Hockey is having none of that. Yesterday, in addressing the joint party room, he insisted that the government had to stick to its 2014 budget measures — to abandon those would be to give up hope of returning to surplus, even as the government is consulting its way to abandoning the GP co-payment and Education Minister Christopher Pyne is going backwards on Senate support for his deregulation of higher education fees. Moreover, Hockey told his colleagues that the budget would not return to surplus even with stronger economic growth. Far from seeing the 2014 budget as a case of being too ambitious, Hockey in effect doubled down, saying that it was the only path to surplus.

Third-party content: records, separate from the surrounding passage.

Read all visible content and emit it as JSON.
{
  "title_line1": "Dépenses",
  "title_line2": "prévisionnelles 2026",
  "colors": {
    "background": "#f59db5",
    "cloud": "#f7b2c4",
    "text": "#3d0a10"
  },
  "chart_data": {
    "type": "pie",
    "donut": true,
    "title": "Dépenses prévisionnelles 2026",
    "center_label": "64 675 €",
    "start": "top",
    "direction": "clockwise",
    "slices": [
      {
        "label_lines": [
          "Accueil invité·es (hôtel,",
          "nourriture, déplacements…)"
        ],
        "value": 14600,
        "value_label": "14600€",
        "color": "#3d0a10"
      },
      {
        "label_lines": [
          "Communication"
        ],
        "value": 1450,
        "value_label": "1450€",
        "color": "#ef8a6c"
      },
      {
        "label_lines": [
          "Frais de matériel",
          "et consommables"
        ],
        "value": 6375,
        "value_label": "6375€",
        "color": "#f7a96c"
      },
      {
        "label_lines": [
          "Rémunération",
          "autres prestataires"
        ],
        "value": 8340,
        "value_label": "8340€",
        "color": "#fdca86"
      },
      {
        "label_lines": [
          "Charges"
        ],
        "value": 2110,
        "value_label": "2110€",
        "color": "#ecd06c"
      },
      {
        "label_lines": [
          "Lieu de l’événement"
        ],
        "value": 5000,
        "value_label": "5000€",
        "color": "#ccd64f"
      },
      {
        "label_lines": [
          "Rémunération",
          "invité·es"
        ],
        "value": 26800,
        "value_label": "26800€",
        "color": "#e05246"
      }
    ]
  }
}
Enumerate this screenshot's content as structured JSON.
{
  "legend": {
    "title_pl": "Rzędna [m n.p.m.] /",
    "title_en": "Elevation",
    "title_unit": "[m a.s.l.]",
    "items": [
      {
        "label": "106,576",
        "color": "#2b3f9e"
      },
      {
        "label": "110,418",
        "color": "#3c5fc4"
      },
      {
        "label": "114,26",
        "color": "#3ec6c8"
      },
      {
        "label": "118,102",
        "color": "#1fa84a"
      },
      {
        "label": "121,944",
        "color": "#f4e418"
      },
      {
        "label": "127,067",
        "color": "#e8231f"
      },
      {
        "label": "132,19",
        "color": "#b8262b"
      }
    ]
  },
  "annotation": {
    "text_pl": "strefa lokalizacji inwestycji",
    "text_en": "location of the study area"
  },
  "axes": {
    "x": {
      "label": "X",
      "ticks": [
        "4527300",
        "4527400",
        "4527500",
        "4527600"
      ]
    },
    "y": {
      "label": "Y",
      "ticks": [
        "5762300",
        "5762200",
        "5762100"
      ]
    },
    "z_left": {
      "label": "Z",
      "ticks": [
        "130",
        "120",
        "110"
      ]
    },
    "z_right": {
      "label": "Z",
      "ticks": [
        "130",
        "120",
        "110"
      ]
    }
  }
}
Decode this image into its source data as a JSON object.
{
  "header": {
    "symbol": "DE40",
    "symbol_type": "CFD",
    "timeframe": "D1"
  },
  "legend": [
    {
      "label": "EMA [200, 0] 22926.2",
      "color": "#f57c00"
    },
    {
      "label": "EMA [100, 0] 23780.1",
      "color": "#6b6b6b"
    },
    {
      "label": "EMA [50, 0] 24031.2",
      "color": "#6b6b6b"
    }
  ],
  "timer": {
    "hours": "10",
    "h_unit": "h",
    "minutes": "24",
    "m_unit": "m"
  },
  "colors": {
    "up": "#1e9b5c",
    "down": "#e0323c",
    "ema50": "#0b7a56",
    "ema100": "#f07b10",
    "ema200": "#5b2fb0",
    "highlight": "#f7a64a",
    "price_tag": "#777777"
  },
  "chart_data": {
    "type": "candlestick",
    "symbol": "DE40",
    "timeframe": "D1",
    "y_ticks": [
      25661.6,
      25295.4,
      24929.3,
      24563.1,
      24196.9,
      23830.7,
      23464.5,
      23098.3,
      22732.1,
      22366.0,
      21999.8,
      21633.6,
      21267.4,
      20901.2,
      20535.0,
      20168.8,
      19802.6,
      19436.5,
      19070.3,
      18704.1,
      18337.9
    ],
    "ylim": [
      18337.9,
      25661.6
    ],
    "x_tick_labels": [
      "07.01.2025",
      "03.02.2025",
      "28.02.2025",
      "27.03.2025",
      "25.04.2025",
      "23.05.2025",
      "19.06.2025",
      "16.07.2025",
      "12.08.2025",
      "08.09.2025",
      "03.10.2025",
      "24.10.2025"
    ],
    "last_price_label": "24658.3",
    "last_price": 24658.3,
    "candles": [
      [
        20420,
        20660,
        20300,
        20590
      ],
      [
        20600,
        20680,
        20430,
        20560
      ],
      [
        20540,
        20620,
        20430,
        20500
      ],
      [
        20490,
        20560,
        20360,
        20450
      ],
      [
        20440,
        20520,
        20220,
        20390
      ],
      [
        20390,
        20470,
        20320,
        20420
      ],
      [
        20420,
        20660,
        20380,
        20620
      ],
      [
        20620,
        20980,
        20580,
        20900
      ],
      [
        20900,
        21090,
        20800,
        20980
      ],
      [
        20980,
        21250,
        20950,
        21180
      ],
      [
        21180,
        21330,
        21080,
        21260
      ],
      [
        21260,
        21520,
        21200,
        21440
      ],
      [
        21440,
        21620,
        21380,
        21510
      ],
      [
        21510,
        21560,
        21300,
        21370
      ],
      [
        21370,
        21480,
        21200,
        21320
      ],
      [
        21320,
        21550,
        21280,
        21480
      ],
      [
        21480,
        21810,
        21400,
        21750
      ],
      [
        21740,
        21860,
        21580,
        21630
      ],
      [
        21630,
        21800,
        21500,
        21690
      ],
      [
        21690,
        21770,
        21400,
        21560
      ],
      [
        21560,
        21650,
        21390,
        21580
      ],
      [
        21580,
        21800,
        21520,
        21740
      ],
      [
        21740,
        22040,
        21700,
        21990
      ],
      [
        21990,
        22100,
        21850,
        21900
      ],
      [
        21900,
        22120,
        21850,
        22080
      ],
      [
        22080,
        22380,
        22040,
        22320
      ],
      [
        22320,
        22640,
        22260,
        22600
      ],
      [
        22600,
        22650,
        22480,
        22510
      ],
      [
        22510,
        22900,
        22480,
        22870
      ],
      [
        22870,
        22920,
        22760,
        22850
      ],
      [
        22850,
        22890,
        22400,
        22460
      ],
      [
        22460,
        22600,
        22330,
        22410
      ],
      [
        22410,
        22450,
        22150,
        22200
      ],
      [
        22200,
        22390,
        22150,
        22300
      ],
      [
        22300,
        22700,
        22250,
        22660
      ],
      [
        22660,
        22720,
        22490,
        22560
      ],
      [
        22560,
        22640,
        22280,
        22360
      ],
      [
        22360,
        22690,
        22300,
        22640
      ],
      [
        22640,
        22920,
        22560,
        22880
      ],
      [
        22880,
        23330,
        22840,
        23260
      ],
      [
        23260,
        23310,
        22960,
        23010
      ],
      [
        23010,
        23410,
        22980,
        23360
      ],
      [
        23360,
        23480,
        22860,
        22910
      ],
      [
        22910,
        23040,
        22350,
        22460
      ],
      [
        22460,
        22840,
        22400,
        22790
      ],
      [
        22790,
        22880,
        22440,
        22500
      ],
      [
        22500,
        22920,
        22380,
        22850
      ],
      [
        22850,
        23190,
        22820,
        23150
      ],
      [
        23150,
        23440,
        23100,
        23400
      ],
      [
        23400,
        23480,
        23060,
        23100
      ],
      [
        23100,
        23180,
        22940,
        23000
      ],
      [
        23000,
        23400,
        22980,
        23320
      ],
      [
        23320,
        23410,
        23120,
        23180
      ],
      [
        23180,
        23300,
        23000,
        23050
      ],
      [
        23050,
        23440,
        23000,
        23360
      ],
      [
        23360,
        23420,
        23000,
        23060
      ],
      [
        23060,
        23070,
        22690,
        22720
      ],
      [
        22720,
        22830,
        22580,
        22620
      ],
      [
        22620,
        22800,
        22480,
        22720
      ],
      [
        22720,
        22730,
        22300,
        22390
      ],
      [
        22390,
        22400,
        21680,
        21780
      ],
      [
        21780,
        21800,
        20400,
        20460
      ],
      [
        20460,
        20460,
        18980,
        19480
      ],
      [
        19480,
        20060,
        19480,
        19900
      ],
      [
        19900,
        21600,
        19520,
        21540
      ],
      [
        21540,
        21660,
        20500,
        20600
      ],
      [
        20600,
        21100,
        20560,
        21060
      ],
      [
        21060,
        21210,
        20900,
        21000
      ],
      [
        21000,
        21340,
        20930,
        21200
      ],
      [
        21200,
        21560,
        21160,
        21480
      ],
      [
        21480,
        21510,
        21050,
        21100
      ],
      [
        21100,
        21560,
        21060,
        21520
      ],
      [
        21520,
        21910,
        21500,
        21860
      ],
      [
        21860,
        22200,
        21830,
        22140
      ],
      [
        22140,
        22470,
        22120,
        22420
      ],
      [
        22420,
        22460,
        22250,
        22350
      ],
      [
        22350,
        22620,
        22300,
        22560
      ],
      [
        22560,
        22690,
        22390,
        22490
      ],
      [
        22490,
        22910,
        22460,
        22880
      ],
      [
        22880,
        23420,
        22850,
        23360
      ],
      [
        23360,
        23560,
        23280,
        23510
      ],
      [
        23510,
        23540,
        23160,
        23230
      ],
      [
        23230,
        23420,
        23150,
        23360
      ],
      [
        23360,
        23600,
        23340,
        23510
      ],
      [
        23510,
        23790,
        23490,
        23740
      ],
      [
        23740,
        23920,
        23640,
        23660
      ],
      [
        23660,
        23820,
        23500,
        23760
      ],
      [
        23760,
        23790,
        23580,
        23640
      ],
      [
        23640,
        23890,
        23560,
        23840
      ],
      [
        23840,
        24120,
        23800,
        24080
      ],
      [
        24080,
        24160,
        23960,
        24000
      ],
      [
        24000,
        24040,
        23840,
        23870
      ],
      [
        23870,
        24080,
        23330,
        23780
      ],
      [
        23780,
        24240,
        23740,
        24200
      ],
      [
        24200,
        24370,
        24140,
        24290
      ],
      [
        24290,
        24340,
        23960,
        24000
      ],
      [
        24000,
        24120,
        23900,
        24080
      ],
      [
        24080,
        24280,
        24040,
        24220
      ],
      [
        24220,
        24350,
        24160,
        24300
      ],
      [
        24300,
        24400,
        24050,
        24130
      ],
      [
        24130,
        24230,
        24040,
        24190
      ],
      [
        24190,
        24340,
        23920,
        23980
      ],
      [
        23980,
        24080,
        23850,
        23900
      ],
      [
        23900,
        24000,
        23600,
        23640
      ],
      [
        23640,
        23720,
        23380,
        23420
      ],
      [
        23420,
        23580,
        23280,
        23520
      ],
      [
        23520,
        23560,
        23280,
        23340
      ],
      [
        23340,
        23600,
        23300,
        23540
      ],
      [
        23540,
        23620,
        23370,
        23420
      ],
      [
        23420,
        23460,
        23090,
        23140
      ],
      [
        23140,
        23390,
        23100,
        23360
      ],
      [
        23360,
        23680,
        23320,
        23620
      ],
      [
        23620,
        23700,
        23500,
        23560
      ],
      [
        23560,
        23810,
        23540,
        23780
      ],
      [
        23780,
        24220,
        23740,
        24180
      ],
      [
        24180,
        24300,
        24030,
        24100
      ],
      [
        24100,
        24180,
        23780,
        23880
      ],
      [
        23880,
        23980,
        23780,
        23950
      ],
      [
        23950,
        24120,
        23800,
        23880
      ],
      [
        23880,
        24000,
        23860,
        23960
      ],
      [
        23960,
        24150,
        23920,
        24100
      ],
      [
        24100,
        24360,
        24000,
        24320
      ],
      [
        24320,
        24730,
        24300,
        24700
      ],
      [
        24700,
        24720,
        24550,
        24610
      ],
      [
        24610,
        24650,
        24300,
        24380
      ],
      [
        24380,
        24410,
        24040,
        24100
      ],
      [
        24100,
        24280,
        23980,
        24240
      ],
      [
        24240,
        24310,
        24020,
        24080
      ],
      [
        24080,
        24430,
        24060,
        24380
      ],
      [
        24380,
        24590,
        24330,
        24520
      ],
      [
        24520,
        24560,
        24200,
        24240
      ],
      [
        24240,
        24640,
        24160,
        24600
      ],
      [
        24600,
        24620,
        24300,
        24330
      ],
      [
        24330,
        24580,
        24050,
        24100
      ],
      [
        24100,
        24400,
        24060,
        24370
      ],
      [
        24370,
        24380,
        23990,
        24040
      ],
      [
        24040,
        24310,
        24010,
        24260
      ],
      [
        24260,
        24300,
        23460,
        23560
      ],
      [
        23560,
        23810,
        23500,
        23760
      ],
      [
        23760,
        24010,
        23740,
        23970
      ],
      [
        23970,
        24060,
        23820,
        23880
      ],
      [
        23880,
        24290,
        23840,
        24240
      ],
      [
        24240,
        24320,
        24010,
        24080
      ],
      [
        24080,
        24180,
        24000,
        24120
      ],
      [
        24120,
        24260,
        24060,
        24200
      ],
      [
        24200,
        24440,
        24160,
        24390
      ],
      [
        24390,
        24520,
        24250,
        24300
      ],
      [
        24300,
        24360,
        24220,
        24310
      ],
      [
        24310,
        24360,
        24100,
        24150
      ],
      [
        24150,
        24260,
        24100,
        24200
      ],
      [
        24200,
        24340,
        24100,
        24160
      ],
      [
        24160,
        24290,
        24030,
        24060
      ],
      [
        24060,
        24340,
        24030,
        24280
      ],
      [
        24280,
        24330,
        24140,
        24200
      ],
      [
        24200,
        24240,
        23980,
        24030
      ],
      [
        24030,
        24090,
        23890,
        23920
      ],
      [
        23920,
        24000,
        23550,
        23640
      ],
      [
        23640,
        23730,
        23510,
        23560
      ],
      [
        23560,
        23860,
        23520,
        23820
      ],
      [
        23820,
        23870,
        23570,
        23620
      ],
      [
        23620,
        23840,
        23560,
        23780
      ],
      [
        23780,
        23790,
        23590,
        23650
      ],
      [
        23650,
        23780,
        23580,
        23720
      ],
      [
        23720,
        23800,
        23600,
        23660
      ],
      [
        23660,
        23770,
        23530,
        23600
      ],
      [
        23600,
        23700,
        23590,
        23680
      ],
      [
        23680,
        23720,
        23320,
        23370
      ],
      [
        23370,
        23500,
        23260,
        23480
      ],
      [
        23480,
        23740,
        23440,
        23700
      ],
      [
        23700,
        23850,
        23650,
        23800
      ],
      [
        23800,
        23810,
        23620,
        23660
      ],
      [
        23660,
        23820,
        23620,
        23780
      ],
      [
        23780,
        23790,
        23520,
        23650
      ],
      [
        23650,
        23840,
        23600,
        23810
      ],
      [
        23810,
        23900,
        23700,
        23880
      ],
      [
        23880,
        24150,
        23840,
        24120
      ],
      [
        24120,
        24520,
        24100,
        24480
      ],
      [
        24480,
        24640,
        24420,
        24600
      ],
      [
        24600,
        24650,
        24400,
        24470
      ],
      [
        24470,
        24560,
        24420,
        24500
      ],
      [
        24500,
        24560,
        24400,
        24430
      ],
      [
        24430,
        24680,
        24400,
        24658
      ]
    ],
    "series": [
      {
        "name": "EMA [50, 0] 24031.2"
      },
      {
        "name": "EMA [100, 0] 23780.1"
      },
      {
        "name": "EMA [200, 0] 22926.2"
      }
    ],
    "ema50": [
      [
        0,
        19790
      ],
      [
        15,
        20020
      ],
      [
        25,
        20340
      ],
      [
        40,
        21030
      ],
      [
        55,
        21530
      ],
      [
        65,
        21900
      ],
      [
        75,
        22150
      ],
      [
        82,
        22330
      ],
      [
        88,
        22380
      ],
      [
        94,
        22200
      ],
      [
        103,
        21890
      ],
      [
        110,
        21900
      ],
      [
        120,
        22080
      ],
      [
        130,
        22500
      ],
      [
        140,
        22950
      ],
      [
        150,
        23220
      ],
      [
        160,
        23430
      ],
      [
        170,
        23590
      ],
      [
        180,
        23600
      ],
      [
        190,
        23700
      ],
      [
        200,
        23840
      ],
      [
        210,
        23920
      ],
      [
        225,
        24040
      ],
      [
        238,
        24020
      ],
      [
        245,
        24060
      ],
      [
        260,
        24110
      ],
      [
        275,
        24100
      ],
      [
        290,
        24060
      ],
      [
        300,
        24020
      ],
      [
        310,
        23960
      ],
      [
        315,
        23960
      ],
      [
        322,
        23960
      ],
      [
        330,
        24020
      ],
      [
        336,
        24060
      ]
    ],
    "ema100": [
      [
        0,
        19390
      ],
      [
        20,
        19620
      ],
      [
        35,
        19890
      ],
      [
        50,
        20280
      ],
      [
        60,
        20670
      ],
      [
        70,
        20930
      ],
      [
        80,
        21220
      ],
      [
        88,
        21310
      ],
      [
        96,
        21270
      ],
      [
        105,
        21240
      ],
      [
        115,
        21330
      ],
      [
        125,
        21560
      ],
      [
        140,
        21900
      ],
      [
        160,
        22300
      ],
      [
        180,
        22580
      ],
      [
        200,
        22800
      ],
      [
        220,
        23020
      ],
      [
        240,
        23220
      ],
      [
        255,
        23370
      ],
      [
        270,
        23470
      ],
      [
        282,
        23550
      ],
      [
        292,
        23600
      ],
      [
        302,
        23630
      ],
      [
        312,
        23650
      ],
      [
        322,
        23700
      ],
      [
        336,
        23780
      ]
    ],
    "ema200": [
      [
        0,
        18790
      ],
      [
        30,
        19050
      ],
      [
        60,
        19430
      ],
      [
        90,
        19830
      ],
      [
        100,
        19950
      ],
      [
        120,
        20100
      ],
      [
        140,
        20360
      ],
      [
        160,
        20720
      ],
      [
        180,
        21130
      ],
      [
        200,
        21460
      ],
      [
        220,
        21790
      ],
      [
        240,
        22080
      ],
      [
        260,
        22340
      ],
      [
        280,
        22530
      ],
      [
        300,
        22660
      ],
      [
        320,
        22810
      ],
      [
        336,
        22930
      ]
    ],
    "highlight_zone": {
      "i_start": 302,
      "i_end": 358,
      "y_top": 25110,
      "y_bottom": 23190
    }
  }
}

He’s wrong, of course. In addition to the handout to the RBA, Hockey’s the one who handed back $12 billion in tax revenue to multinational power and mining companies and wealthy superannuants. He’s also committed to giving small and medium-sized businesses a tax cut this year. Treasury’s Tax Expenditures Statement in January showed the potential annual tax revenue gain from removing superannuation tax concessions was over $27 billion, illustrating the big potential revenue gains from even incremental adjustments to super tax concessions.
Hockey’s first step on the path back to surplus should be to stop cutting his own revenue to look after the Liberal Party’s mates. Instead, he’s sticking with the same measures that so alienated voters, the last 2014 budget diehard, who may well go to his political grave insisting a giant medical research fund, $100,000 university degrees and starving the young unemployed for six months was the only viable option to rescue Australia. Perhaps he thinks voters will suddenly undergo a Damascene conversion to the wisdom of his budget — in which case, points for optimism, but it’s not a sound political tactic. Rather than spending his time trying to breathe life into a budget that voters regarded as DOA in May, the government needs a treasurer who can re-engage with the electorate and start communicating a clear idea of what the government’s plans are.
Hockey is struggling to survive. And he appears to think last year’s budget will save him from drowning. Everyone else knows it will take him down.